On its 150th anniversary, discover the story of the beloved classic that has captured the imaginations of generations.
Soon after publication on September 30, 1868, Little Women became an enormous bestseller and one of America’s favorite novels. Its popularity quickly spread throughout the world, and the book has become an international classic. When Anne Boyd Rioux read the novel in her twenties, she had a powerful reaction to the story. Through teaching the book, she has seen the same effect on many others.
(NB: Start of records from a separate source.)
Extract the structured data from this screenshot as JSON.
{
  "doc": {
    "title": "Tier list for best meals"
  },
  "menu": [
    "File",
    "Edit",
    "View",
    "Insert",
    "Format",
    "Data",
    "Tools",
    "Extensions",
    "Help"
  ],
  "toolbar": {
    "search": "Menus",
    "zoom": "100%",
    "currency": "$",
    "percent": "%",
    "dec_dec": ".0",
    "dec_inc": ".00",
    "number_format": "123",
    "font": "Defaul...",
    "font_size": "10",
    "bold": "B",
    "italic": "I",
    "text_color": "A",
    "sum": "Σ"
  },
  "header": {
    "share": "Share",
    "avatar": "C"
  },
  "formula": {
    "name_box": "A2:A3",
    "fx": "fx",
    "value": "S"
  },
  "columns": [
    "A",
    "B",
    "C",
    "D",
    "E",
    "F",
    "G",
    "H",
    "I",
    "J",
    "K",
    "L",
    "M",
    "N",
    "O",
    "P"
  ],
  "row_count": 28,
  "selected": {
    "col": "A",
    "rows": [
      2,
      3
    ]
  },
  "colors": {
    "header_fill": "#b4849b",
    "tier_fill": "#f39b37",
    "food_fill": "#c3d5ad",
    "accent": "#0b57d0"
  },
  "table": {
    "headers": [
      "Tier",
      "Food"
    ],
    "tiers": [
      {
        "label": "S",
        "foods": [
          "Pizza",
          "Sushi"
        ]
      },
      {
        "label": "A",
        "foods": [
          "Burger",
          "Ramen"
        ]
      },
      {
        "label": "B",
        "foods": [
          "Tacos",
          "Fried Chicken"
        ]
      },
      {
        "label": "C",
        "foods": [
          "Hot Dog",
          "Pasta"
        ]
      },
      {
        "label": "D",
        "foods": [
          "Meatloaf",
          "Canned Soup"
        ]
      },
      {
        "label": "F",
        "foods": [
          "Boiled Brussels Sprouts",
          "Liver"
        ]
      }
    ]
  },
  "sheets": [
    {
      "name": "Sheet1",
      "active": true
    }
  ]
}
In Meg, Jo, Beth, Amy, Rioux recounts how Louisa May Alcott came to write Little Women, drawing inspiration for it from her own life. Rioux also examines why this tale of family and community ties, set while the Civil War tore America apart, has resonated through later wars, the Depression, and times of changing opportunities for women.
Alcott’s novel has moved generations of women, many of them writers: Simone de Beauvoir, J. K. Rowling, bell hooks, Cynthia Ozick, Jane Smiley, Margo Jefferson, and Ursula K. Le Guin were inspired by Little Women, particularly its portrait of the iconoclastic young writer, Jo. Many have felt, as Anna Quindlen has declared, “Little Women changed my life.”
Today, Rioux sees the novel’s beating heart in Alcott’s portrayal of family resilience and her honest look at the struggles of girls growing into women. In gauging its current status, Rioux shows why Little Women remains a book with such power that people carry its characters and spirit throughout their lives.
ANNE BOYD RIOUX:, a professor at the University of New Orleans, the author of Constance Fenimore Woolson: Portrait of a Lady Novelist, and the editor of Miss Grief and Other Stories, has received two National Endowment for the Humanities Awards, one for public scholarship. She lives in New Orleans.